# Homework: Understanding Performance using a LinkedIn Dataset


This homework focuses on understanding performance using a LinkedIn dataset.  It is the same dataset that was used in the module entitled "Modeling Data and Knowledge".

In [0]:
!pip install pymongo[tls,srv]
!pip install swifter
!pip install lxml

In [0]:

import pandas as pd
import numpy as np
import json
import sqlite3
from lxml import etree
import urllib
import zipfile

import time
import swifter
from pymongo import MongoClient
from pymongo.errors import DuplicateKeyError, OperationFailure
from sklearn.utils import shuffle

# Step 1: Acquire and load the data

We will pull a zipfile with the LinkedIn dataset from an url / Google Drive so that it can be efficiently parsed locally. The detailed steps are covered by  "Modeling Data and Knowledge" Module, and you should refer to the instructor notes of that module if you haven't done so. 

The cell below will download/open the file, and may take a while. 


In [0]:
url = 'https://raw.githubusercontent.com/chenleshang/OpenDS4All/master/Module3/homework3filewrapper.py'
urllib.request.urlretrieve(url,filename='homework3filewrapper.py')
# url = 'https://upenn-bigdataanalytics.s3.amazonaws.com/linkedin.zip'
# filehandle, _ = urllib.request.urlretrieve(url,filename='local.zip')

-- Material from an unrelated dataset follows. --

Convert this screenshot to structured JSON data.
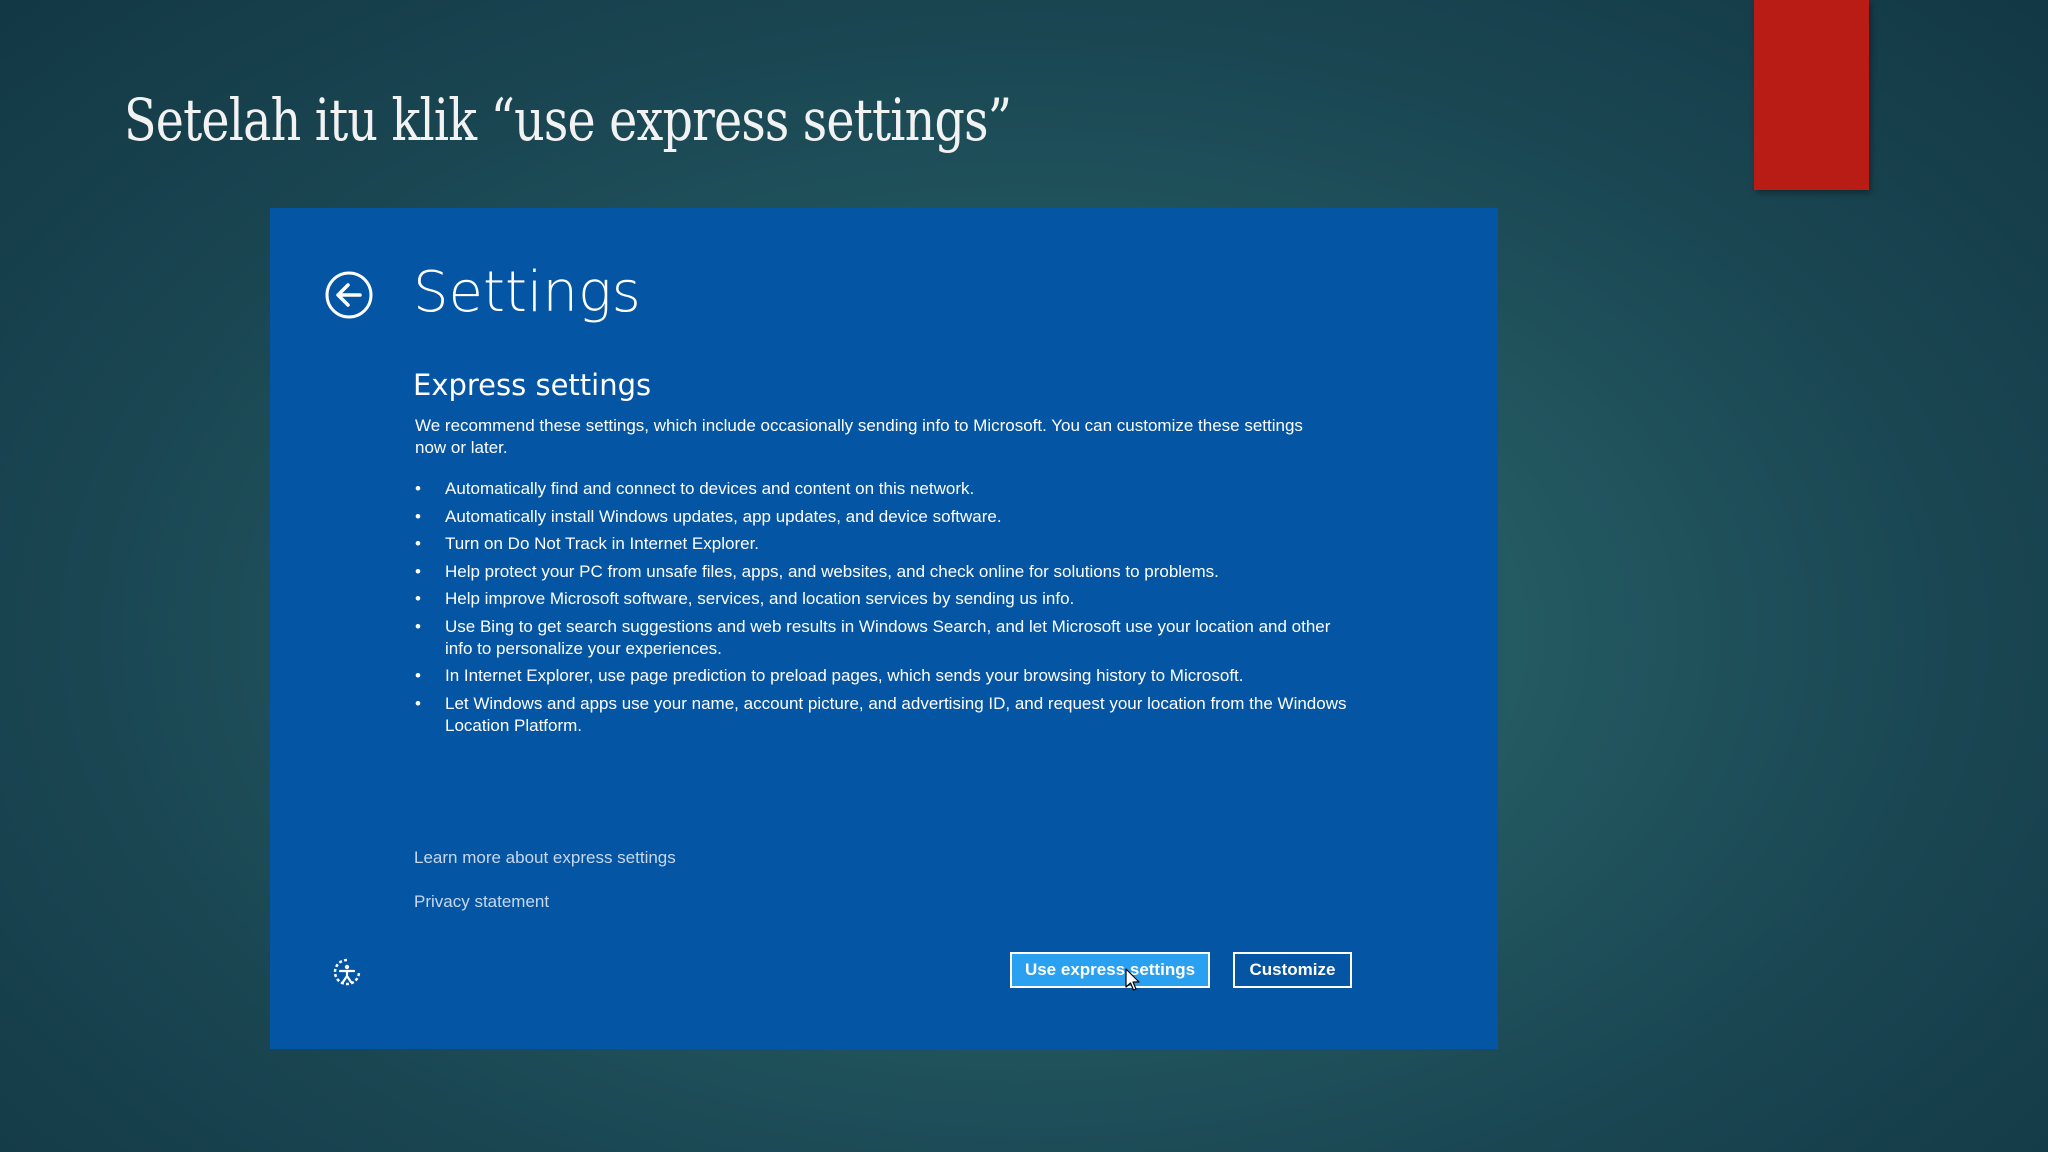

The next cell creates a pointer to the (abbreviated)  LinkedIn dataset, and imports a script that will be used to prepare the dataset to manipulate in this homework. 

In [0]:
def fetch_file(fname):
    zip_file_object = zipfile.ZipFile(filehandle, 'r')
    for file in zip_file_object.namelist():
        file = zip_file_object.open(file)
        if file.name == fname: return file
    return None

# linked_in = fetch_file('test_data_10000.json')

from homework3filewrapper import *

The next cell replays the data preparation for the LinkedIn dataset done in the module "Modeling Data and Knowledge". After this, you should have eleven dataframes with the following names. The first nine are as in the lecture notebook; the last two are constructed using queries over the first nine, and their meanings are given  below. 

1. `people_df`
2. `names_df`: Stores the first and last name of each person indexed by ID. 
3. `education_df`
4. `groups_df`
5. `skills_df`
6. `experience_df`
7. `honors_df`
8. `also_view_df`
9. `events_df`
10. `recs_df`: 20 pairs of people with the most shared/common skills in descending order. We will use this to make a recommendation for a potential employer and position to each person.
11. `last_job_df`: Person name, and the title and org corresponding to the person's last (most recent) employment experience (a three column dataframe).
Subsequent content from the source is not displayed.